What have the GFSC said in their Annual report for 2009,” The Commission had required LGL
to reduce its direct exposure to Iceland substantially and required
the bank to replace assets up streamed to the parent in Iceland with
third-party bank placements, placements with Heritable Bank Ltd
in London and a portfolio of third-party loan assets, which resulted
in LGL acquiring a credit portfolio of property loans.”
The relevant phrase, “ The commission had required LGL to reduce its exposure to Iceland,” but what it did was to allow up streaming to Heritable without ring fencing and thereby expose the £37-40million pounds of landsbanki depositors money, not to a third party placement, but to a company that still relied on landsbanki Iceland for Cashflow. The GFSC arranged this and when Heritable went into administration the £37-40 million ended up in the pot. Yes the property portfolio was ring fenced and we are slowly getting some reimbursement from that, but in a very poor market and it could go on some years.

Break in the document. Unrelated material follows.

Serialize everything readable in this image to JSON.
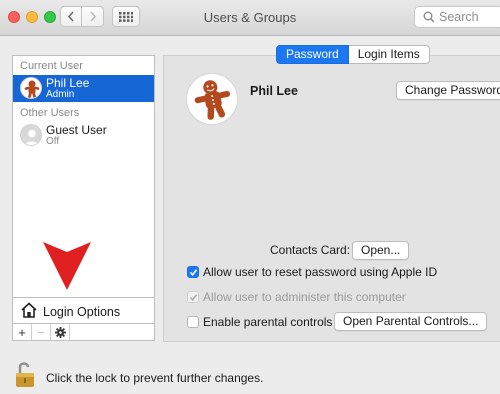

I have no argument in much of your analysis, but seeing it, you are obviously a reasonably switched on investor who followed the markets and was able to make an early decision on your own due diligence. Please remember that the vast majority of the depositors were unsophisticated and had deposited in the Cheshire Building Society, in a well known established Building Society. When they received the letters from Cheshire that it was being sold to Landsbanki with the assurance that nothing would change etc. etc. and the fact that the sale was authorised by the GFSC, the majority , like myself, were happy for our money to remain where it was, after all we kept getting told that Guernsey’s financial regulation was second to none.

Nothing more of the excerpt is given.